What’s more, Amazon is in the business of making promises: to improve an ancient process through innovation.
From choosing the right story to being incredibly personal, continue reading for tips from the BBC and Facebook.
(3) BBC – Choosing the perfect story
The BBC came third in Aesop’s poll, and it certainly has advice aplenty on how firms can seek the ultimate story. But what principle has the BBC itself been following? After all, if there’s one thing the BBC knows is the abundance of stories out there, be it corporate message or novel-turned TV inspiration – and how to get out on top.
Giles Wilson, features editor for BBC News, once said: “It’s very hard to give a clear definition of what works and what doesn’t.” But a good starting point was to look for a “character or situation that is in flux”. Not to mention, it is vital to decide how much effort you would be putting in your storytelling endeavour given that the possibilities for it are limitless – and thus it is easy to drift from your original intent.
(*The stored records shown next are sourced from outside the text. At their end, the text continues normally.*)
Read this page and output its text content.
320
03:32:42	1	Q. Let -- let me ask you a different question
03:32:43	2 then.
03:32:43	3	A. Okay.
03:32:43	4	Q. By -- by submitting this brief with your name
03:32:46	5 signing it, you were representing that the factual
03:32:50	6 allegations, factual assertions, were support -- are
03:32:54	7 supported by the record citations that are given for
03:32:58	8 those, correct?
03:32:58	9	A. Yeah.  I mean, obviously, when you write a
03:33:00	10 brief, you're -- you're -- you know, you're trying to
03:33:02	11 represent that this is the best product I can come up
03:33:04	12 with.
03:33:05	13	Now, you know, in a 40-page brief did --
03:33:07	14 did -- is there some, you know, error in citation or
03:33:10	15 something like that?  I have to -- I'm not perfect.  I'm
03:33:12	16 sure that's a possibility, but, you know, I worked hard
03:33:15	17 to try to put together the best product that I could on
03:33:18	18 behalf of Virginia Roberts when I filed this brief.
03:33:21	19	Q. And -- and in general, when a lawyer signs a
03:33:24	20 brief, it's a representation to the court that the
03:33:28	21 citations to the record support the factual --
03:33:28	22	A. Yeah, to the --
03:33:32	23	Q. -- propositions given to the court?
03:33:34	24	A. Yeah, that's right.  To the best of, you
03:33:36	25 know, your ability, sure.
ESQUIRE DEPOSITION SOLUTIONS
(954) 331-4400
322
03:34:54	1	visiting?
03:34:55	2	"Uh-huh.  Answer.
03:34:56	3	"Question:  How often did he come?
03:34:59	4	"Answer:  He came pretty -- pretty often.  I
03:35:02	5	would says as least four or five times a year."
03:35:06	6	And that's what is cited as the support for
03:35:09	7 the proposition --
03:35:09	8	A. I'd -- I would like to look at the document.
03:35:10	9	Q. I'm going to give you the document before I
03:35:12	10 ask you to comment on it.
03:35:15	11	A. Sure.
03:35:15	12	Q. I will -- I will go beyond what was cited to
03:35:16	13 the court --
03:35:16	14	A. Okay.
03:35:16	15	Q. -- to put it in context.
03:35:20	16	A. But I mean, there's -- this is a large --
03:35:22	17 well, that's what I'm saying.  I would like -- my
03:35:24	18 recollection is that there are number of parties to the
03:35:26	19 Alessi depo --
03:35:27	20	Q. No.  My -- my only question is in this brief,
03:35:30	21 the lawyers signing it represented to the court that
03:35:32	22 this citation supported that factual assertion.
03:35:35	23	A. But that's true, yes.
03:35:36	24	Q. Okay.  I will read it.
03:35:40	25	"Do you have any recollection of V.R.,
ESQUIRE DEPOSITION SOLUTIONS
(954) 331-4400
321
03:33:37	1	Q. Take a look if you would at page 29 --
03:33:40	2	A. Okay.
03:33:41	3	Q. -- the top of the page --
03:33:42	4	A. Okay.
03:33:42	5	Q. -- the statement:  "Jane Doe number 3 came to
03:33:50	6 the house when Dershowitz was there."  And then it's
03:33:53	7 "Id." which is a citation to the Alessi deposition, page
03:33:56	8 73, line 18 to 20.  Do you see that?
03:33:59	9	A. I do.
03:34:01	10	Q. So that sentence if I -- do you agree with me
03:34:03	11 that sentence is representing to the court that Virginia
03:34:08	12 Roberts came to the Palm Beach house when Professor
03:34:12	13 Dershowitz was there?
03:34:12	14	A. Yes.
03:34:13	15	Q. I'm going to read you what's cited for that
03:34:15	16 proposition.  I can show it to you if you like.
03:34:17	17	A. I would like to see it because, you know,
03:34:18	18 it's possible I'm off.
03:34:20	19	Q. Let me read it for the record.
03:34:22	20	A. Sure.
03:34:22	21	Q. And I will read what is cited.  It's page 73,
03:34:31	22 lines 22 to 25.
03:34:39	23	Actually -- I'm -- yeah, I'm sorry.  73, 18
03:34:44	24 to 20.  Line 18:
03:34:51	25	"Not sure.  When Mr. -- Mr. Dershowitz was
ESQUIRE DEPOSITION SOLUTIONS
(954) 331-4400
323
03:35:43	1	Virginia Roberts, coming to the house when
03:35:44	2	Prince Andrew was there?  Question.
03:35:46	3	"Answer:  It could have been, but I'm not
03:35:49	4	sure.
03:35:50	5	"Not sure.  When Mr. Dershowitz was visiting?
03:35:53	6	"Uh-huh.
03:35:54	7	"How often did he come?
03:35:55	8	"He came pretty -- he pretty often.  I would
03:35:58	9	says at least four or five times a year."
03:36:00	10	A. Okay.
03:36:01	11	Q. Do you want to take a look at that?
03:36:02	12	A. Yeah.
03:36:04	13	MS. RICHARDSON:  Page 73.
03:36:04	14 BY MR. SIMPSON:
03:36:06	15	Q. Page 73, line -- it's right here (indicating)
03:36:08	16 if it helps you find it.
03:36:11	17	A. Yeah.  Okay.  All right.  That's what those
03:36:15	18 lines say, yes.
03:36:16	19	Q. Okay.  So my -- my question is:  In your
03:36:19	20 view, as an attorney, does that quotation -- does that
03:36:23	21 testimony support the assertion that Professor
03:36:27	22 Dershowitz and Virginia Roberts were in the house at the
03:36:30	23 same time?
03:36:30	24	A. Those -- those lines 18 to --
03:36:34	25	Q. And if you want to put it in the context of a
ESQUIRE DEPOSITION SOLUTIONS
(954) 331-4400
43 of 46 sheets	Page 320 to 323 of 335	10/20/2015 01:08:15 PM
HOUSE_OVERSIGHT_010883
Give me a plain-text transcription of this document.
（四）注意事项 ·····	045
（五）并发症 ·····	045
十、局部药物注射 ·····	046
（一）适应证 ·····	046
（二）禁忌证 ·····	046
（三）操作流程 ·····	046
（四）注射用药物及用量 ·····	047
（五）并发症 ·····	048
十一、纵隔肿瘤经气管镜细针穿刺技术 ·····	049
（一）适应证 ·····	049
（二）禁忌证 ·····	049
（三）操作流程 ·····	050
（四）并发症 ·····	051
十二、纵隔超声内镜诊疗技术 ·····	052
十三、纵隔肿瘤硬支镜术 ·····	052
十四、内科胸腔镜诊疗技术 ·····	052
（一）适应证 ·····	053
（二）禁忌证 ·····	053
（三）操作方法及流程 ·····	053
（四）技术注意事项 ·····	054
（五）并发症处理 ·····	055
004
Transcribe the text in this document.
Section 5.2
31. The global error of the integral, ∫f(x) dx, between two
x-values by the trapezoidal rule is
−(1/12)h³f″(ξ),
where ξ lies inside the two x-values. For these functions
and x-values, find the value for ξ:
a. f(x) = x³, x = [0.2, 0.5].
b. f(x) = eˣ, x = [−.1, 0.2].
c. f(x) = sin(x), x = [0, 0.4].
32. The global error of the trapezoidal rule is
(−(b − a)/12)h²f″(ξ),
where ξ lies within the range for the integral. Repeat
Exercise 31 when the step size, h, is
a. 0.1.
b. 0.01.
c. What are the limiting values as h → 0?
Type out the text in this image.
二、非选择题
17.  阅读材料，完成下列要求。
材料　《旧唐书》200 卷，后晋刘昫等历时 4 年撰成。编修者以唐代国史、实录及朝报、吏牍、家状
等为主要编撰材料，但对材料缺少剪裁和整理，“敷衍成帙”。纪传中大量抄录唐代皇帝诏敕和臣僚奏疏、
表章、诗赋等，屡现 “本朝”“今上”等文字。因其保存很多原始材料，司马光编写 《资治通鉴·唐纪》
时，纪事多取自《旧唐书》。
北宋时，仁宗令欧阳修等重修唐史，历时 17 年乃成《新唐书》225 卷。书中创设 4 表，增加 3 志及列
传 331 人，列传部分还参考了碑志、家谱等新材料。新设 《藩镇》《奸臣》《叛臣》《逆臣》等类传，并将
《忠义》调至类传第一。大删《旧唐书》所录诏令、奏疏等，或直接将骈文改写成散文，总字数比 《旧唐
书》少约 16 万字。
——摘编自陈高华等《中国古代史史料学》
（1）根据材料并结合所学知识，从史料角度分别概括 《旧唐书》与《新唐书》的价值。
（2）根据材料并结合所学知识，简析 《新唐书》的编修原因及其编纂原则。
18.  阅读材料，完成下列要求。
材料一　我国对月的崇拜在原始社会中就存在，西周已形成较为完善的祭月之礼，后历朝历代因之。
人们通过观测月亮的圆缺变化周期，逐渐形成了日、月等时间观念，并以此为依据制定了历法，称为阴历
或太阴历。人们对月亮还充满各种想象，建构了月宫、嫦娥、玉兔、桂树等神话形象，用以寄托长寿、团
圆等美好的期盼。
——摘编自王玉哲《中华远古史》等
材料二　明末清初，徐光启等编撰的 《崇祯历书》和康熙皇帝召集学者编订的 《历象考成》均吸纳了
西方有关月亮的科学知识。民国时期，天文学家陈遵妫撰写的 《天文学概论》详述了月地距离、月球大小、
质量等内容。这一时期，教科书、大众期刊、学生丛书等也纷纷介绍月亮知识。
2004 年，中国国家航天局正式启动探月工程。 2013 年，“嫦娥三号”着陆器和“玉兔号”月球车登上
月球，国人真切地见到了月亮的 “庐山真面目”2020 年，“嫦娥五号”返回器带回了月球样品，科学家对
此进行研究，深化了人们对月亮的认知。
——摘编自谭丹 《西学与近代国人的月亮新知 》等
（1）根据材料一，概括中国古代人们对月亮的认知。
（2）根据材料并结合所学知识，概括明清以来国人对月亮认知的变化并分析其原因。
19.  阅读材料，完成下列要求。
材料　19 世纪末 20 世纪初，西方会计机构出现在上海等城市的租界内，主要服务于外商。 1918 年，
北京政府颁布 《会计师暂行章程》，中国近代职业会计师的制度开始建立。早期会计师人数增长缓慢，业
“You need to arm yourself with all the facts about what’s the right thing for your own site’s audience,” he said. “And my hunch is that those you target aren’t always the ones driving sales.”
More importantly, however, he stressed the need for the right team. For example, Apple’s storytelling excellence could be chalked down to Jobs, but it wouldn’t still be at the top of Aesop’s ranking if the current team didn’t know what they were doing. Everyone should know the values of the firm well enough to spin a story whenever it comes down to it. In a sense, your staff aren’t just brand ambassadors – they’re all storytellers.
(4) Facebook – Create a personal brand
The social media platform taps into a growing trend: associating with positive emotions. It’s also one of the reasons why Coca-Cola does so well – “happiness” is at the core of everything it does. But you’ll only be deemed an emotional brand if you go out of your way to make bold moves – founder Mark Zuckerberg specialises in this, having recently announced his intent to create a version of Iron Man’s digital assistant, Jarvis. He’s skilled at connecting with a wide range of people and balances openness, informality with structure and ambition.
It highlights how personal he’s made the brand. He uses the platform frequently, from letting users know what his goals in life are to responding to posts, telling traditional grandmothers to think bigger for their grandchildren. Not all entrepreneurs are that bold. Jon Colgan, who suggested he had been compared to Zuckerberg unveiled this quote from David Ogden in terms of boldness.
“Trying to build a business valued in the billions is not for everyone. The chances of success are basically zero, so you have to be pretty crazy to try it. And ideas that can change the world almost always seem ludicrous in the beginning, so that’s another reason for people to think you’re crazy.
“To make it happen, you have to have courage. I love the story of 22 year old Mark Zuckerberg turning down Yahoo!’s $1bn offer to acquire Facebook. Fellow board member, Peter Thiel, recalled: ‘Zuckerberg started the meeting like, ‘This is kind of a formality, just a quick board meeting, it shouldn’t take more than ten minutes. We’re obviously not going to sell here’.”
Meanwhile, have you heard the quote, “the best brands are built on great stories”? If not, it bears repeating because it’s a true and valuable lesson for businesses.